Spicy Glass Noodles with Minced Meat (Ants Climbing a Tree)
Spicy glass noodles with pork is more traditionally known as “ants climbing a tree” (ma yi shang shu – 蚂蚁上树); this spicy Sichuan noodle dish is so aptly named because the minced pork cling to the mung bean vermicelli, resembling ants climbing on a tree, though I love making this with ground turkey for a healthier option.
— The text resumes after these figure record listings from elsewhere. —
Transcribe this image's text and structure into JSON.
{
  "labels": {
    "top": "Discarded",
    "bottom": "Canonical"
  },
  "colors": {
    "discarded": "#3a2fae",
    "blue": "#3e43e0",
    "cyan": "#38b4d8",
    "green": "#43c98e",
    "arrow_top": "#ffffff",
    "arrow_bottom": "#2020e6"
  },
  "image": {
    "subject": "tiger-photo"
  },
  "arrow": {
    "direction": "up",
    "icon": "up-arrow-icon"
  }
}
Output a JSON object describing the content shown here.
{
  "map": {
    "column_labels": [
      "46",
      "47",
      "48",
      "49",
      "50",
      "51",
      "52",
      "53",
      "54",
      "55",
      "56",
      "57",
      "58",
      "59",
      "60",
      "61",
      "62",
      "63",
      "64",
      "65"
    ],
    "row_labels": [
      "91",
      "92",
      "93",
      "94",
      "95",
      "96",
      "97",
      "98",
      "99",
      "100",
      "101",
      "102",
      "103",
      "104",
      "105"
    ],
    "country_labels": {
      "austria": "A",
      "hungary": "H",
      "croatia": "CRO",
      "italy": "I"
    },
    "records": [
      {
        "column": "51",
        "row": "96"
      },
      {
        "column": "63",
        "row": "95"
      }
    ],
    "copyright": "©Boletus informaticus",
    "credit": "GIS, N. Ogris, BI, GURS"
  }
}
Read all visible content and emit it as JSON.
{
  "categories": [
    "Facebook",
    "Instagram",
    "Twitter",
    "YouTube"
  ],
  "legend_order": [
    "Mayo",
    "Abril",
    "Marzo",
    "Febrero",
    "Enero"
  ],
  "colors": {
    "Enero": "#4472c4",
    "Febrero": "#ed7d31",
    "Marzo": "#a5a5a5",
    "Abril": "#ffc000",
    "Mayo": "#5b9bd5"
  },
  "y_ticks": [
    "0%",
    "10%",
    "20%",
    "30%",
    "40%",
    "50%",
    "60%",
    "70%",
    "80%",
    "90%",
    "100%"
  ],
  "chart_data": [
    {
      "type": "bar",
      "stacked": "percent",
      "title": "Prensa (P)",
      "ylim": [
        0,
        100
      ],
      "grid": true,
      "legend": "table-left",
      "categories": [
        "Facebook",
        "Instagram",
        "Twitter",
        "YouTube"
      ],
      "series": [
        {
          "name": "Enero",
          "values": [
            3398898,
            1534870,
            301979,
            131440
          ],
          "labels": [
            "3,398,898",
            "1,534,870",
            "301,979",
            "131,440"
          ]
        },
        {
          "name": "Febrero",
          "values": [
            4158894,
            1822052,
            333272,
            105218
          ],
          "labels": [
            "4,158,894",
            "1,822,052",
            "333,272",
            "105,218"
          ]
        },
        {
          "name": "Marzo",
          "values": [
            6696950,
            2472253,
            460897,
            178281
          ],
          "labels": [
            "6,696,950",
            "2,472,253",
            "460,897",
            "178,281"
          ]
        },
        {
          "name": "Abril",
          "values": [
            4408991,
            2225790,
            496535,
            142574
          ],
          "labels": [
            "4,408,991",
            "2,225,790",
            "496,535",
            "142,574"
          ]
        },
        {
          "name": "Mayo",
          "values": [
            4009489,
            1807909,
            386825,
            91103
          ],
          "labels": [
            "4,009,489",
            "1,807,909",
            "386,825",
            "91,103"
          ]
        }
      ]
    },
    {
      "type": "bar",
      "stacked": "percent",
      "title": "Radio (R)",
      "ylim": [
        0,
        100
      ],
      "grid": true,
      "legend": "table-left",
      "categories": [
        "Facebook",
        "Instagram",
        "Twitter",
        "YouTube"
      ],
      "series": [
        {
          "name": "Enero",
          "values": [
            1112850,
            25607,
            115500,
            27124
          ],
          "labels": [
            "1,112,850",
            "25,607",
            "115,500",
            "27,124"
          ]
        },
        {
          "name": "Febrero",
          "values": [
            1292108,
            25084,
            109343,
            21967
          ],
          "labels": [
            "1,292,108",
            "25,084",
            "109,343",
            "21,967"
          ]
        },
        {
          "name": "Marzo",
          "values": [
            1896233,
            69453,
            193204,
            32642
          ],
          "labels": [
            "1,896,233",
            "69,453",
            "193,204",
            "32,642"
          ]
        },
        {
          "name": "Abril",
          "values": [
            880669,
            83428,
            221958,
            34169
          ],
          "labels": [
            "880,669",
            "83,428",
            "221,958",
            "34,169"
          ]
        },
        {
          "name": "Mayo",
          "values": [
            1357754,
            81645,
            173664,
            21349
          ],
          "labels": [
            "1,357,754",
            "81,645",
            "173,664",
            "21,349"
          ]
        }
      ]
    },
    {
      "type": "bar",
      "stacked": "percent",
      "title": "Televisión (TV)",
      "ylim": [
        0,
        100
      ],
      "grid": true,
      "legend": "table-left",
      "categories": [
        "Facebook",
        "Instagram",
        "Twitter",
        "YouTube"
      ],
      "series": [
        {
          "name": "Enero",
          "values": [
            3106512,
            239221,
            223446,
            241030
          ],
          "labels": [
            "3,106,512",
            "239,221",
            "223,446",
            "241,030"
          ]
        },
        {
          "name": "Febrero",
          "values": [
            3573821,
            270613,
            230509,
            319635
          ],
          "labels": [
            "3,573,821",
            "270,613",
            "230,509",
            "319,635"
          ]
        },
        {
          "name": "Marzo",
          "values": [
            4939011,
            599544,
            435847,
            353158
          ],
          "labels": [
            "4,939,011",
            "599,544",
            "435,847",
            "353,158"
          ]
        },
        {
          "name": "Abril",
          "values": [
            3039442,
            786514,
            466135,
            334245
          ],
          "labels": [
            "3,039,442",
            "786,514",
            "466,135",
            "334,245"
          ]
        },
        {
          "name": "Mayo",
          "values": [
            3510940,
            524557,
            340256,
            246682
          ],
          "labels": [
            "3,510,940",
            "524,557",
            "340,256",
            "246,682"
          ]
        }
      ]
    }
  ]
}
It’s typically eaten with rice because the spiciness makes it “xia fan” (a rice killer) — so yes, CARBS ON CARBS. A little blanched bok choy also goes great with this.
Ingredients:
- Meat marinade:
- 1/4 lb ground turkey, chicken, or pork
- 1 tsp cornstarch
- 1 tsp Shaoxing wine
- 2 rolls of mung bean vermicelli (also called bean thread noodles)
- 1 scallion, thinly sliced, separated by whites and greens
- 4 cloves garlic, minced
- 1/4 inch piece grated or minced ginger
- 1 birds eye chili, minced (optional, leave out for less spicy)
- 1 tbsp doubanjiang
- 1 tbsp soy sauce
- 1/2 tbsp dark soy sauce
- 1 tsp sesame oil
- 1/2 tsp brown sugar
- 1 cup water
Directions:
- Marinate ground pork in Shaoxing wine and cornstarch for ~15 minutes
- Soak mung bean noodles in warm water for 10 minutes
- Heat up oil over medium heat and sauté garlic, ginger, scallion whites, and bird’s eye chili for 30 seconds
- Add in minced meat, once ~50% brown, add doubanjiang, soy sauce, sugar, and sesame oil and sauté for another 1-2 minutes, breaking up the meat into small grounds with the back of your spoon
- Add 1 cup of water and bring to a simmer
- Add noodles and cover with lid and cook until sauces are absorbed by noodles ~3-4 minutes. Remove lid and mix.